Le groupe pétrolier américain BP en a notamment fait les frais cette année : les actionnaires ont voté à 59,11 % contre la rémunération du CEO, qui avait crû de 20 %, tandis que l’entreprise accusait des pertes importantes et supprimait plusieurs milliers de postes.
Payer
De nouvelles pratiques en matière de communication des rémunérations pourraient par ailleurs voir le jour en Europe. « Il faut certes donner plus de détails, mais surtout mieux », souligne Michaël Duval. Le fait de communiquer sur les critères de performance de l’année à venir permettrait de comparer davantage l’évolution du salaire par rapport à celle de la performance de la société. Axa l’a fait cette année, ainsi que Michelin, Engie, Total et Unibail-Rodamco. Selon l’AMF, « cette information est très utile pour les actionnaires en ce qu’elle leur permet de constater si le conseil a décidé de faire évoluer les règles par rapport à celles qui prévalaient lors de l’exercice passé. Elle permet également de constater que dès le début de l’exercice N+1, les " règles du jeu " sont bien fixées ».

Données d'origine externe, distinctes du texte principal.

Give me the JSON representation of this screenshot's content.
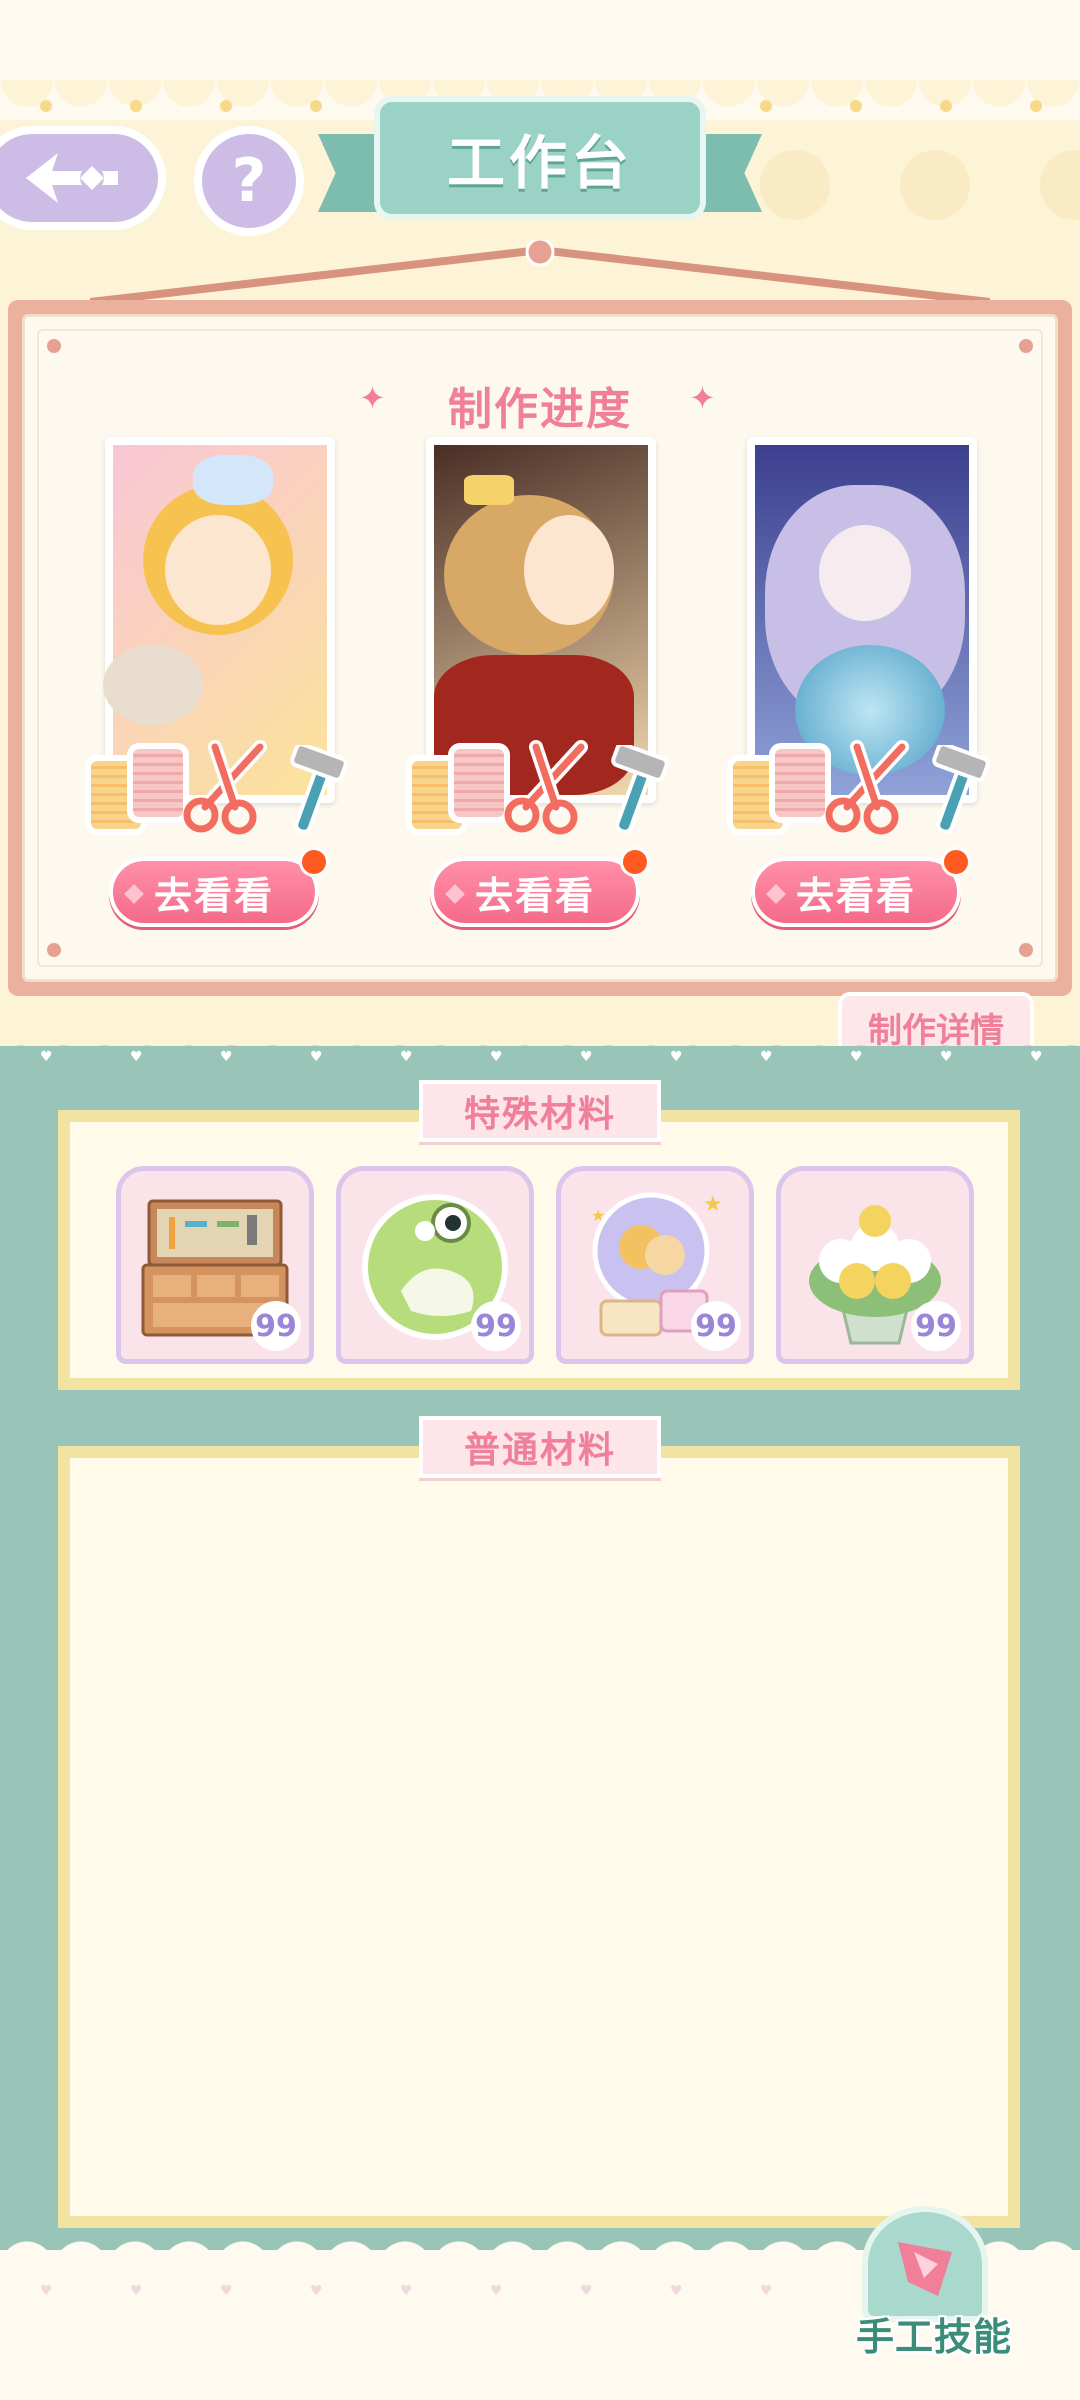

Une autre pratique pourrait être importée des États-Unis dans les années à venir : communiquer la rémunération des dirigeants en la confrontant au salaire médian de leurs salariés. C’est la Securities and Exchange Commission (SEC) qui a voté cette disposition mi-2015. Elle s’appliquera aux 3 800 plus grandes entreprises américaines en 2017. « Les investisseurs, qui vont s’habituer à disposer de ce ratio pour les sociétés américaines, ne devraient pas tarder à en faire la demande à d’autres entreprises... », estime Michaël Duval.